This, by @MPIainDS, is simply ridiculous, for a number of reasons. ft.com/content/8c0a3b…
The first sentence here: yes - but Article 13(1) has a “notwithstanding” provision - IDS should appreciate the effect of that because “notwithstanding” is in clause 45 of the Internal Market Bill.
So the rule that NI is subject to the Union Customs Code (Reg 952/2013) trumps the “UK customs territory provision. The magic of “notwithstanding”.
The second and third sentence: yes, “at risk” is to be defined: but defined by the Joint Committee (EU + UK). Not the EU.
The EU is also dualist in relation to international law. So what? The EU isn’t criticising the U.K. for being dualist: it’s criticising the UK for avowedly and admittedly breaching its international obligations, in an agreement for which @MPIainDS voted with enthusiasm.
The obligation to collect EU tariffs on GB-NI goods movements (outside the exceptional “not at risk” and “commercial processing” categories) is expressly conferred by Article 5 of the Protocol.

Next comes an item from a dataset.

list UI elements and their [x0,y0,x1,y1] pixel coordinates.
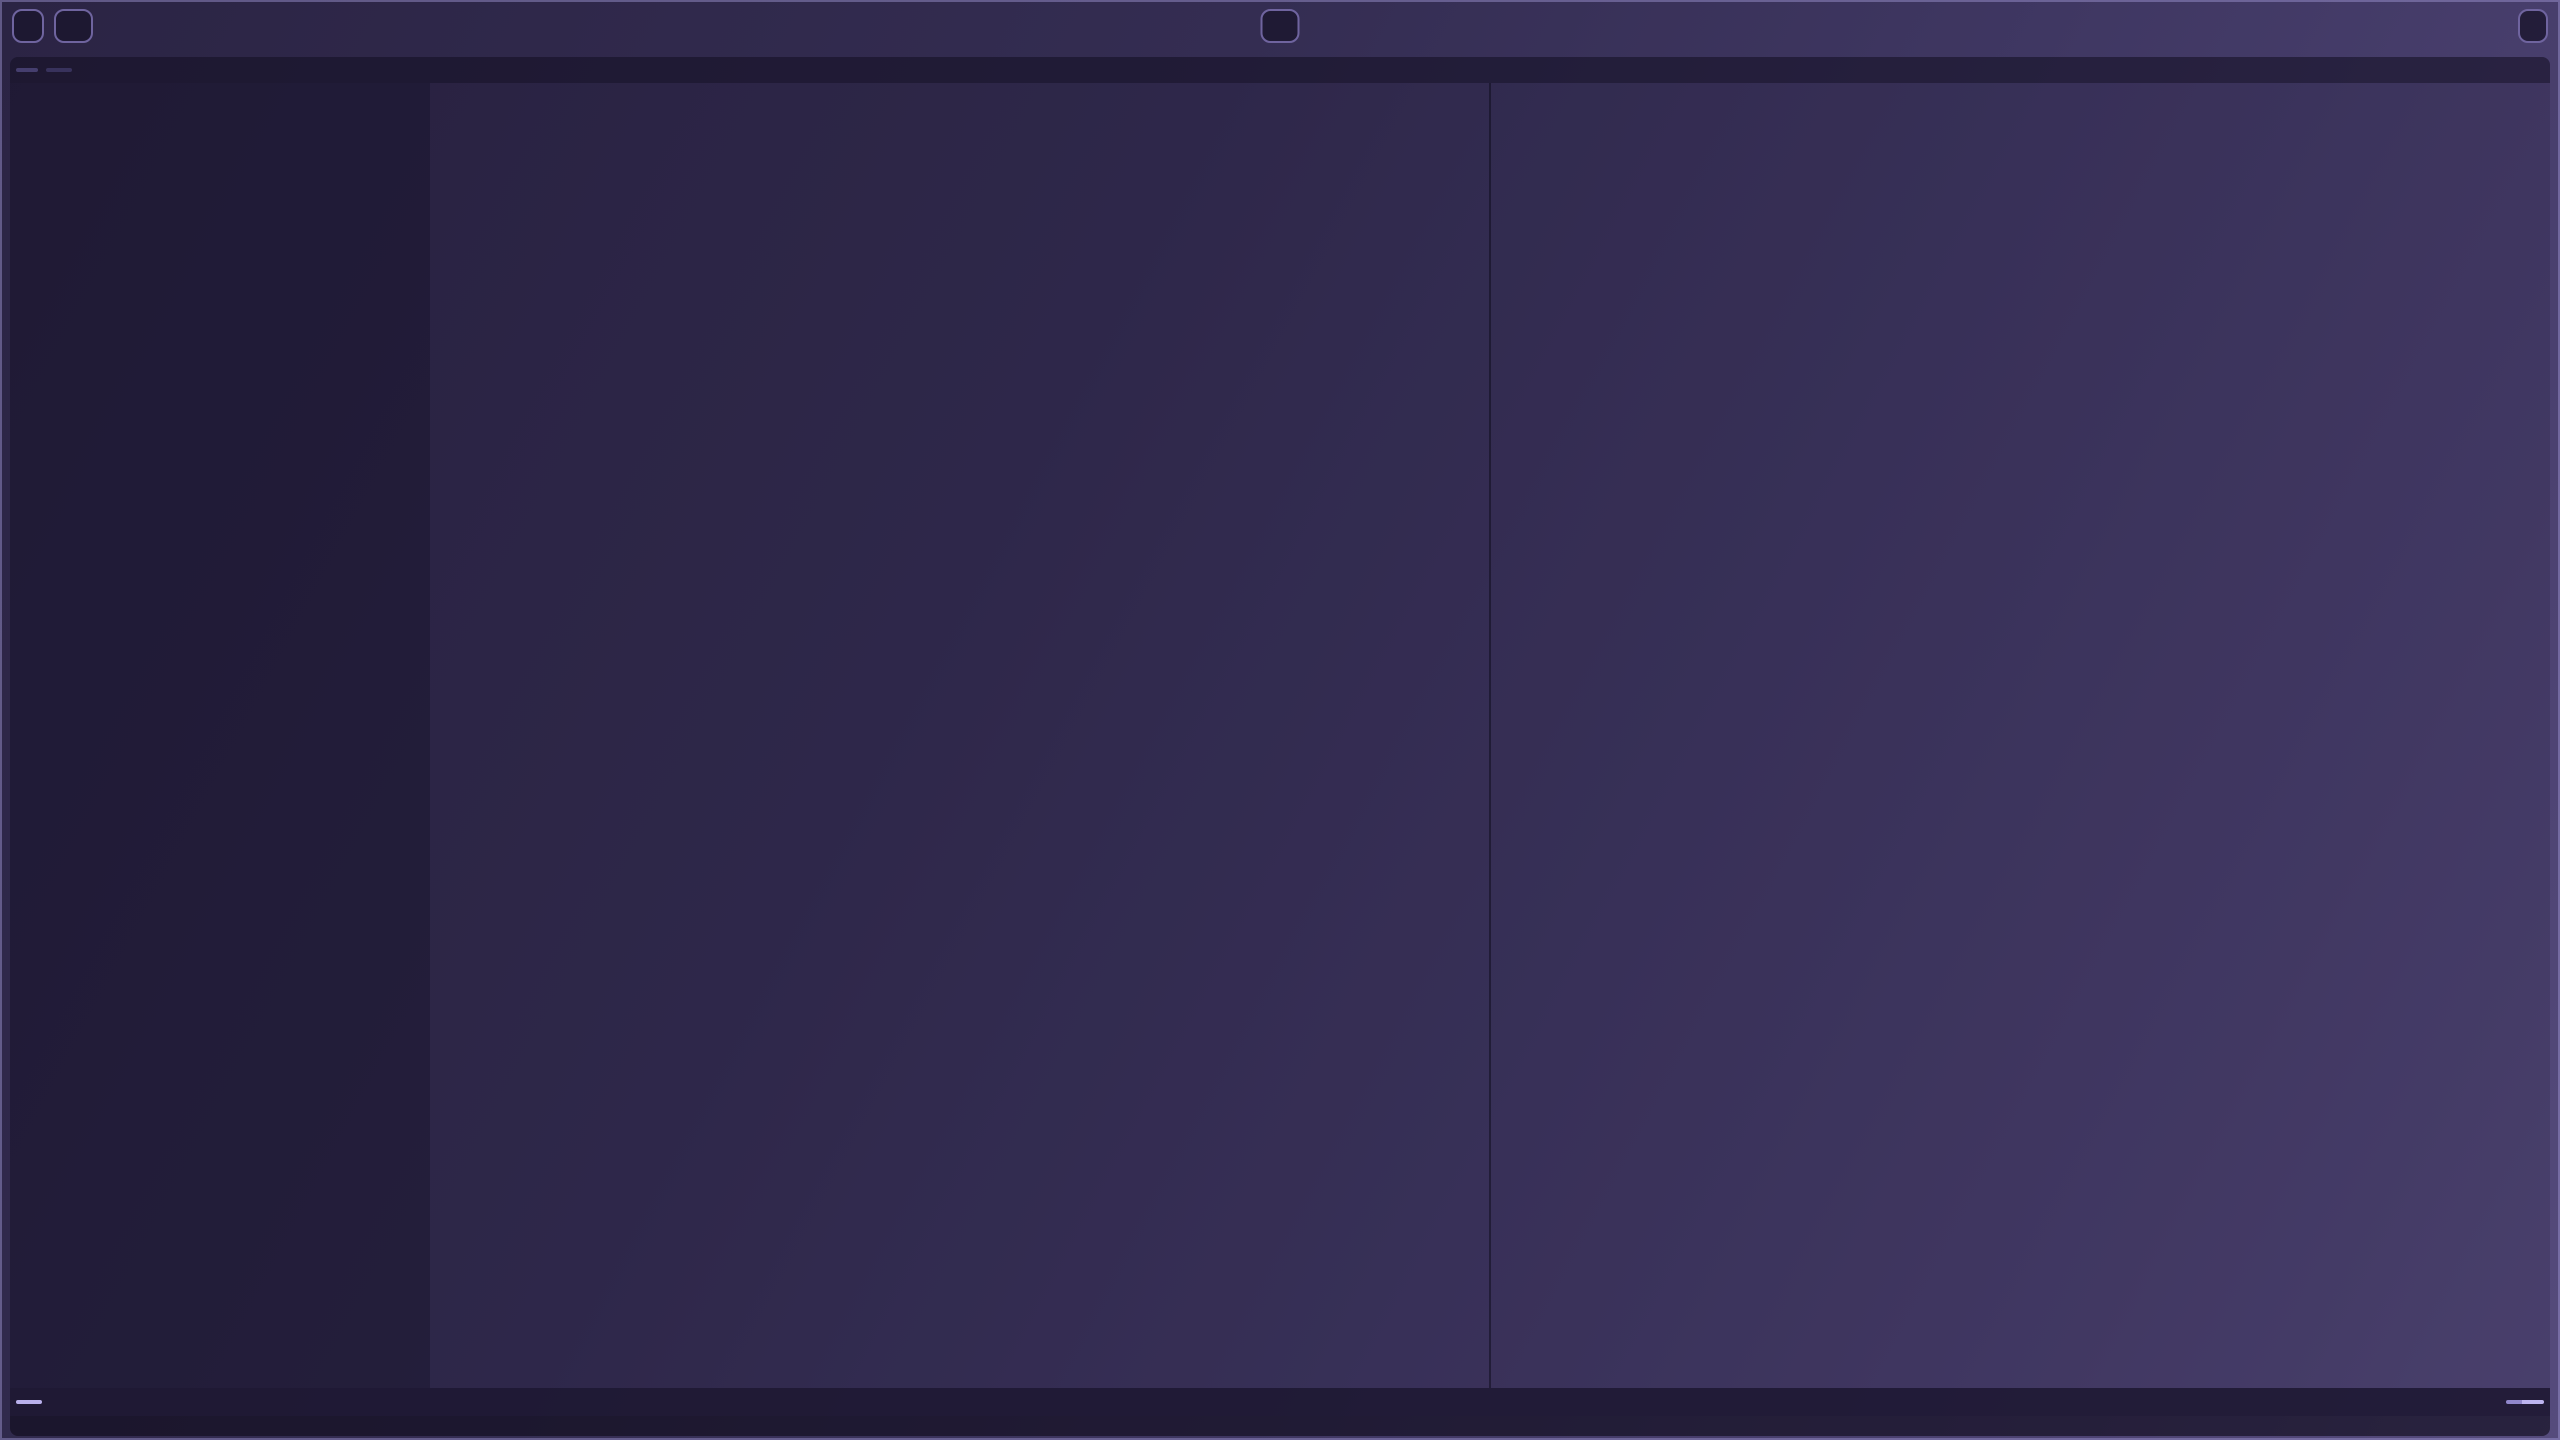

The UK Parliament has always had the power in UK law to refuse to honour the UK’s international obligations. S.38 of the Withdrawal Act just repeats that position. But that does not mean that the EU accepted that the UK could renege on its obligations just because Parlt said so.
The British people (OK, only a minority of them but, hey, that’s our system) voted for an “oven ready” withdrawal agreement, for which @MPIainDS voted enthusiastically and urged voters to endorse.